This is a nice collection of plate racks. I had a very small (portable) rack I bought to use on the microwave shelf in our last home. When working on this house, I knew the kitchen was going to have one and fell in love with a double plate rack I saw in a magazine. Changed it up a bit to work in our pine hutch. I won’t ever have a kitchen without a plate rack now.
Allison that is such a beautiful hutch and I love the plate rack. I so wanted one in my kitchen and somehow the vision was lost due to the cab maker I was using 🙁 I still long for one and after viewing this post was moved to walk into the kitchen and once again look for a space…we’ll see. c
Thank you. One would look right at home in your kitchen.
I’m in the process of making one. I’m not a carpenter, but I’m good at fudging/hiding my mistakes. if you have any basic knowledge of tools, I bet you could do it yourself. I’ll send you a photo, only if it turns out! LOL
I’ve never lived in a house with a plate rack, and I’m not sure I’ve ever been in one either, so I never considered one for my kitchen. Now I might regret it! Are they just not that common on the west coast as they are in the east?
These are nice. I LOVE the practicality and look of Mrs Miniver’s, and the high-quantity function and neat-as-a-pin look of the one by Smallbone of Devizes. And this made me notice your wonderful ones, too, Jane, in the article below about the added seating in your kitchen.
The platerack next to my sink was similar to the Smallbone style but to make it fit, I had them lop off the top. It’s lacking that bottom shelf, which is really a nice feature, but I put cuphooks under mine along with a very low profile strip light.
Some people on the west coast don’t feel open storage works in an area prone to earthquakes. Cannot account for the lack otherwise except to say that people get overly fixated on cabinets IMO during a kitchen remodel. I see so many kitchens without graceful open spaces or decorative elements that also function well.But I’ve lived in an apartment with a shower in the middle of the kitchen that operated by pulling the curtain around the drain.
I think that people get overly fixated on fixing what was wrong in an older or past kitchen, which is often lack of storage, that we overfix in the new and leave out the fun. I wanted practicality over something like display and it was a mistake. I often recommend it to people now and cringe when I see cabinets right up to door and window trim, crowding the room and lacking that nice breathing space and grace, as you said.
Wow…shower in the kitchen?! I always tell the kids that odd experiences make better stories later…

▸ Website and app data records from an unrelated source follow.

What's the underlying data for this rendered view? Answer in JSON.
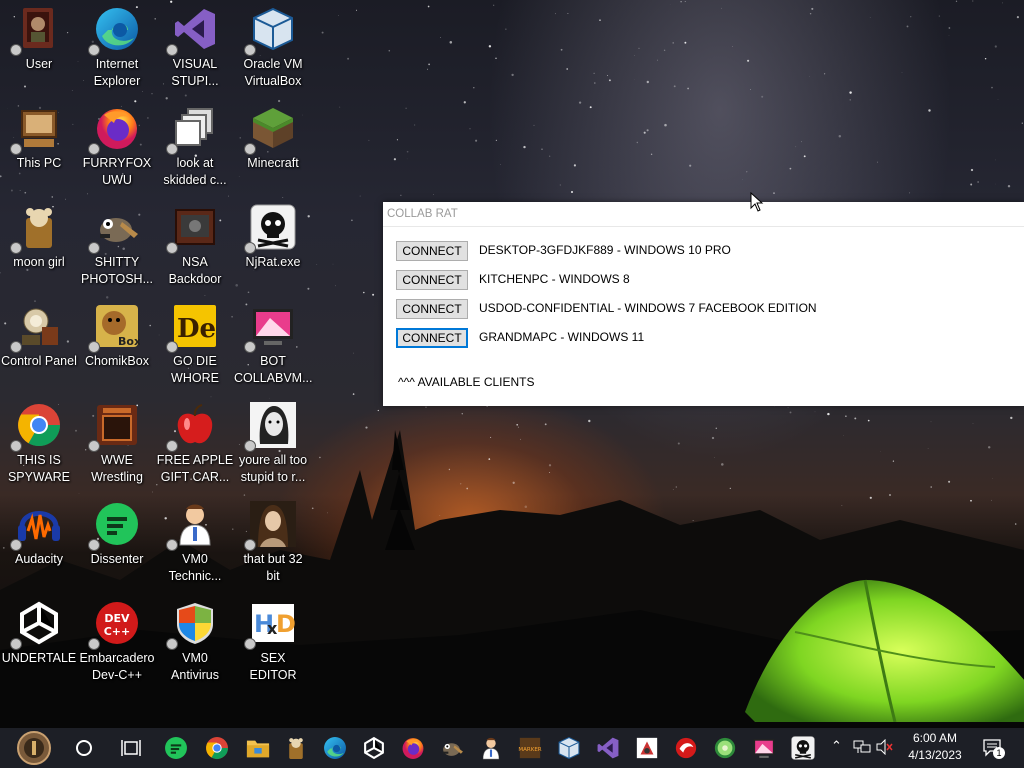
{
  "desktop": {
    "icons": [
      {
        "label": "User",
        "icon": "user-folder-icon"
      },
      {
        "label": "Internet\nExplorer",
        "icon": "edge-icon"
      },
      {
        "label": "VISUAL\nSTUPI...",
        "icon": "visual-studio-icon"
      },
      {
        "label": "Oracle VM\nVirtualBox",
        "icon": "virtualbox-icon"
      },
      {
        "label": "This PC",
        "icon": "computer-icon"
      },
      {
        "label": "FURRYFOX\nUWU",
        "icon": "firefox-icon"
      },
      {
        "label": "look at\nskidded c...",
        "icon": "copy-windows-icon"
      },
      {
        "label": "Minecraft",
        "icon": "minecraft-grass-block-icon"
      },
      {
        "label": "moon girl",
        "icon": "moon-girl-icon"
      },
      {
        "label": "SHITTY\nPHOTOSH...",
        "icon": "gimp-icon"
      },
      {
        "label": "NSA\nBackdoor",
        "icon": "nsa-backdoor-icon"
      },
      {
        "label": "NjRat.exe",
        "icon": "skull-icon"
      },
      {
        "label": "Control Panel",
        "icon": "control-panel-icon"
      },
      {
        "label": "ChomikBox",
        "icon": "chomikbox-icon"
      },
      {
        "label": "GO DIE\nWHORE",
        "icon": "de-document-icon"
      },
      {
        "label": "BOT\nCOLLABVM...",
        "icon": "bot-screen-icon"
      },
      {
        "label": "THIS IS\nSPYWARE",
        "icon": "chrome-icon"
      },
      {
        "label": "WWE\nWrestling",
        "icon": "oven-icon"
      },
      {
        "label": "FREE APPLE\nGIFT CAR...",
        "icon": "apple-icon"
      },
      {
        "label": "youre all too\nstupid to r...",
        "icon": "portrait-sketch-icon"
      },
      {
        "label": "Audacity",
        "icon": "audacity-icon"
      },
      {
        "label": "Dissenter",
        "icon": "dissenter-icon"
      },
      {
        "label": "VM0\nTechnic...",
        "icon": "doctor-icon"
      },
      {
        "label": "that but 32\nbit",
        "icon": "portrait-painting-icon"
      },
      {
        "label": "UNDERTALE",
        "icon": "unity-icon"
      },
      {
        "label": "Embarcadero\nDev-C++",
        "icon": "devcpp-icon"
      },
      {
        "label": "VM0\nAntivirus",
        "icon": "shield-icon"
      },
      {
        "label": "SEX\nEDITOR",
        "icon": "hxd-icon"
      }
    ]
  },
  "rat_window": {
    "title": "COLLAB RAT",
    "clients": [
      {
        "button": "CONNECT",
        "name": "DESKTOP-3GFDJKF889 - WINDOWS 10 PRO"
      },
      {
        "button": "CONNECT",
        "name": "KITCHENPC - WINDOWS 8"
      },
      {
        "button": "CONNECT",
        "name": "USDOD-CONFIDENTIAL - WINDOWS 7 FACEBOOK EDITION"
      },
      {
        "button": "CONNECT",
        "name": "GRANDMAPC - WINDOWS 11"
      }
    ],
    "footer": "^^^ AVAILABLE CLIENTS"
  },
  "taskbar": {
    "items": [
      "start-icon",
      "cortana-circle-icon",
      "task-view-icon",
      "dissenter-icon",
      "chrome-icon",
      "file-explorer-icon",
      "moon-girl-icon",
      "edge-icon",
      "unity-icon",
      "firefox-icon",
      "gimp-icon",
      "doctor-icon",
      "marker-icon",
      "virtualbox-icon",
      "visual-studio-icon",
      "java-icon",
      "red-bird-icon",
      "watermelon-icon",
      "bot-screen-icon",
      "skull-icon"
    ],
    "time": "6:00 AM",
    "date": "4/13/2023",
    "notification_count": "1"
  },
  "colors": {
    "accent": "#0078d7",
    "taskbar": "#1d1f26",
    "button_face": "#e1e1e1"
  }
}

Cabinets are expensive, so I can understand that. But I don’t care for those kitchens which are just wall-to-wall and I’ve seen quite a few. Then there are those with cabinets just stuck up in places they don’t belong — especially uppers and particularly near ranges. They’re just hanging there looking orphaned and the tops are all at a different eye level. I do fault the so called “kitchen designers” for this and the cabinet folks for making up styles vs really doing research (which isn’t difficult) and getting the looks right. Working in some type of open element is just good design seems to me.

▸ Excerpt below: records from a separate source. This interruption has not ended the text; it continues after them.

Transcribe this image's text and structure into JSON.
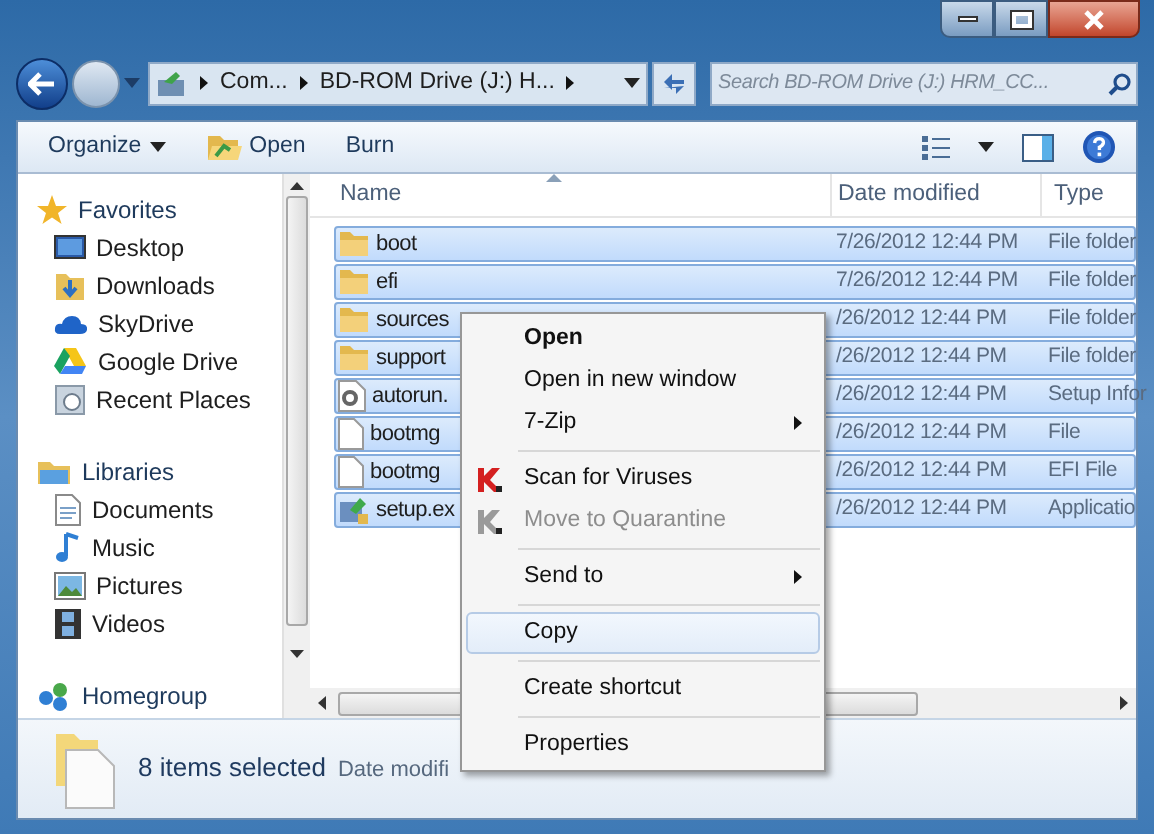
{
  "address": {
    "crumbs": [
      "Com...",
      "BD-ROM Drive (J:) H..."
    ]
  },
  "search": {
    "placeholder": "Search BD-ROM Drive (J:) HRM_CC..."
  },
  "toolbar": {
    "buttons": [
      {
        "label": "Organize",
        "kind": "dropdown"
      },
      {
        "label": "Open",
        "kind": "open"
      },
      {
        "label": "Burn",
        "kind": "plain"
      }
    ]
  },
  "sidebar": {
    "groups": [
      {
        "label": "Favorites",
        "kind": "star",
        "items": [
          {
            "label": "Desktop",
            "kind": "desktop"
          },
          {
            "label": "Downloads",
            "kind": "downloads"
          },
          {
            "label": "SkyDrive",
            "kind": "cloud"
          },
          {
            "label": "Google Drive",
            "kind": "drive"
          },
          {
            "label": "Recent Places",
            "kind": "recent"
          }
        ]
      },
      {
        "label": "Libraries",
        "kind": "library",
        "items": [
          {
            "label": "Documents",
            "kind": "document"
          },
          {
            "label": "Music",
            "kind": "music"
          },
          {
            "label": "Pictures",
            "kind": "pictures"
          },
          {
            "label": "Videos",
            "kind": "videos"
          }
        ]
      },
      {
        "label": "Homegroup",
        "kind": "homegroup"
      }
    ]
  },
  "table": {
    "columns": [
      "Name",
      "Date modified",
      "Type"
    ],
    "rows": [
      {
        "name": "boot",
        "date": "7/26/2012 12:44 PM",
        "type": "File folder",
        "kind": "folder",
        "selected": true
      },
      {
        "name": "efi",
        "date": "7/26/2012 12:44 PM",
        "type": "File folder",
        "kind": "folder",
        "selected": true
      },
      {
        "name": "sources",
        "date": "/26/2012 12:44 PM",
        "type": "File folder",
        "kind": "folder",
        "selected": true
      },
      {
        "name": "support",
        "date": "/26/2012 12:44 PM",
        "type": "File folder",
        "kind": "folder",
        "selected": true
      },
      {
        "name": "autorun.",
        "date": "/26/2012 12:44 PM",
        "type": "Setup Infor",
        "kind": "settings",
        "selected": true
      },
      {
        "name": "bootmg",
        "date": "/26/2012 12:44 PM",
        "type": "File",
        "kind": "file",
        "selected": true
      },
      {
        "name": "bootmg",
        "date": "/26/2012 12:44 PM",
        "type": "EFI File",
        "kind": "file",
        "selected": true
      },
      {
        "name": "setup.ex",
        "date": "/26/2012 12:44 PM",
        "type": "Applicatio",
        "kind": "setup",
        "selected": true
      }
    ]
  },
  "context_menu": {
    "groups": [
      [
        {
          "label": "Open",
          "bold": true,
          "disabled": false,
          "submenu": false,
          "selected": false
        },
        {
          "label": "Open in new window",
          "bold": false,
          "disabled": false,
          "submenu": false,
          "selected": false
        },
        {
          "label": "7-Zip",
          "bold": false,
          "disabled": false,
          "submenu": true,
          "selected": false
        }
      ],
      [
        {
          "label": "Scan for Viruses",
          "bold": false,
          "disabled": false,
          "submenu": false,
          "selected": false,
          "kind": "shield"
        },
        {
          "label": "Move to Quarantine",
          "bold": false,
          "disabled": true,
          "submenu": false,
          "selected": false,
          "kind": "shield"
        }
      ],
      [
        {
          "label": "Send to",
          "bold": false,
          "disabled": false,
          "submenu": true,
          "selected": false
        }
      ],
      [
        {
          "label": "Copy",
          "bold": false,
          "disabled": false,
          "submenu": false,
          "selected": true
        }
      ],
      [
        {
          "label": "Create shortcut",
          "bold": false,
          "disabled": false,
          "submenu": false,
          "selected": false
        }
      ],
      [
        {
          "label": "Properties",
          "bold": false,
          "disabled": false,
          "submenu": false,
          "selected": false
        }
      ]
    ]
  },
  "status_bar": {
    "count": "8 items selected",
    "detail": "Date modifi"
  }
}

Yes, shower in the kitchen. It was a very old apartment in Paris in the Sorbonne area. No fridge — I’d keep small amounts of butter for the morning in a little cupboard. No real bathroom either — the kitchen and bath were sort of combined with the drain in the center and the curtain that pulled around. Living in that type of space taught me how to adapt to older environments. In many parts of Europe there just isn’t the same kind of space and luxuries many here have. I don’t feel it hurts to have that type of experience; in fact I know in my life it helped me realize that not everyone lives the way I was brought up. That morays can be very different. The first time I was criticized for asking for milk for my after-dinner coffee I was stunned. Who knew? But in France, it’s not done. I took it as a broad lesson to never assume or be surprised at what you don’t know or haven’t seen — there always will be something.
Do you have the plans for the first platter rack (white with three shelves and storage on top)? Currently I am taking a woodworking class and would love to make this one for my kitchen. Thanks
Hi Janis,
No plans at all, unfortunately. But based on the photo I expect you could get help sketching it out so it could be made. — Jane
Hi, could you tell me how deep your customized plate rack is?
Lisa
My plate rack over all is 36″ wide by 29″ high. Of the 29 inches there is a top rack that’s 16″ high and 12-1/2″ deep and holds 18 dinner plates.

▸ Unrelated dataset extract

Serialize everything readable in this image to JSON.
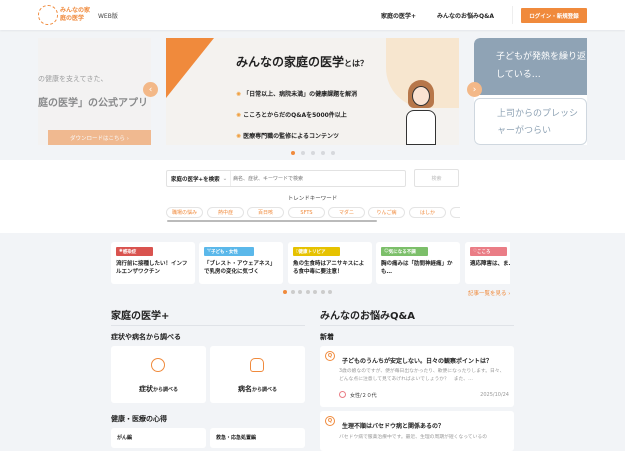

The bottom tier of the plate rack is 9″ high x 9″ deep and holds 18 butter-size plates.
Then there is a 4″ high base piece that finishes it. Here is a photo.
Looking for a 60 inch two tier plate rack similar to the first white one seen in white. I live in Brooklyn, NY. Any ideas where to have this made or where to find one. Thanks.
Hi Carmen,
I would suggest contacting a dealer like country-gallery.com in Vermont if you’re looking for a European style plate rack.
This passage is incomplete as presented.